On a commencé là car c’est le quartier des bars et des scènes live. Avec les trois autres membres du groupe, on jouait pour presque rien : on descendait dans la rue avec nos instruments, on les sortait dans un bar et on jouait jusqu’à pas d’heure. En échange, le patron nous payait en bières. Mais je n’ai plus envie de jouer comme cela. Aujourd’hui, nous voulons faire davantage de la musique et moins la fête.

Est-ce plus facile d’être musicien ici qu’en France ?

Oui, je n’ai quasiment aucune pression financière. Ce n’est pas comme si j’habitais Paris et que j’avais un loyer de 600€ à payer. J’aurais été obligé de me trouver un autre travail ou de faire de la musique pour l’argent. À Budapest, on ne se dit pas «On n’a pas de concert cette semaine, comment est-ce qu’on va faire ?». De toute façon, la Hongrie n’est toujours pas un endroit où on fait de l’argent. Dimanche 14 mai, on a joué deux heures pour 100€, pour nous quatre. Ces concerts me payent la nourriture, et la tournée que nous avons faite aux Etats-Unis en janvier et février derniers me paye le loyer.

Et en tant que musicien français ?

En tant qu’étranger, j’ai une liberté de fou furieux. Je m’en fous des codes. Ici, il y a de grosses écoles de jazz, des espèces d’institutions qui n’apprennent que le bibop avec des vieux qui sont là depuis des années et qui ne veulent pas se renouveler. Moi j’expérimente, je suis plus libre que les musiciens Hongrois. Quand nous jouons, personne ne vient nous dire «vous détruisez le jazz manouche». Mes maîtres, avec qui j’apprends la musique, je les trouve sur Youtube. Je regarde leurs vidéos, j’essaye de faire pareil, puis en live je fais comme je le sens.

Budapest bouge beaucoup pour ses boîtes de nuit et ses Ruin bars. La scène musicale live de Budapest est-elle développée ?

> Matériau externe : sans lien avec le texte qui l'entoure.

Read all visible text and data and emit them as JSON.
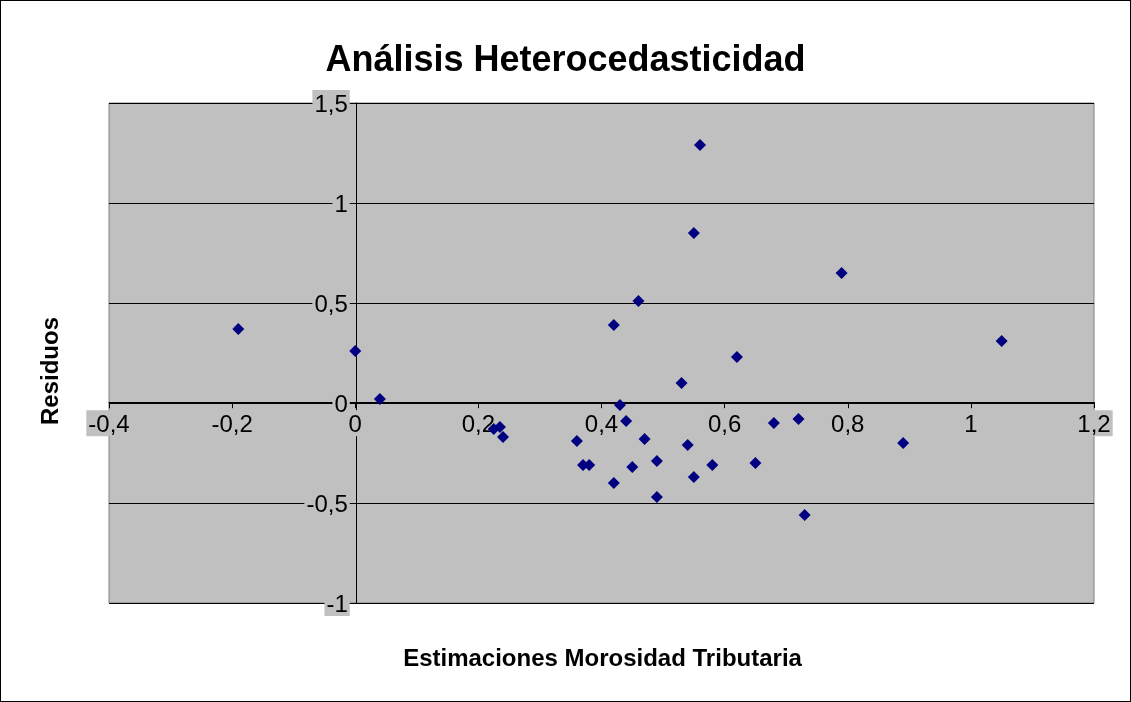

Il faut savoir que l’entrée des concerts est très rarement payante à Budapest. Il y a donc beaucoup de concerts de petite taille, des publics en mouchoir de poche. J’adore la dynamique de cette ville. Si tu installes ce système à Paris, tu vas avoir une queue jusqu’au bout de la rue. Ici, tu rates un concert, tant pis, il y en a un autre demain. Mais cela a beaucoup changé en quelques années. La ville devient plus en plus riche. Des bars ont fermé parce que les propriétaires d’appartement ne veulent pas d’un groupe qui joue toute la nuit sous leurs fenêtres.

A quelle fréquence jouez-vous ?

Maintenant on joue deux ou trois fois par semaine. Avant on jouait tous les soirs. Il y a un côté pervers : en jouant gratuitement, nous faisions du mal au marché de la musique sans nous en rendre compte. Les patrons qui nous payaient en bière ne voulaient plus payer des musiciens professionnels qui étaient là depuis cinq ans. Maintenant je m’en rends compte, car nous demandons à être payés, et les patrons nous répondent «Les jeunes là, trois bières ça leur suffit».

La folk hongroise est très présente dans la culture populaire. Le jazz a-t-il autant de succès ?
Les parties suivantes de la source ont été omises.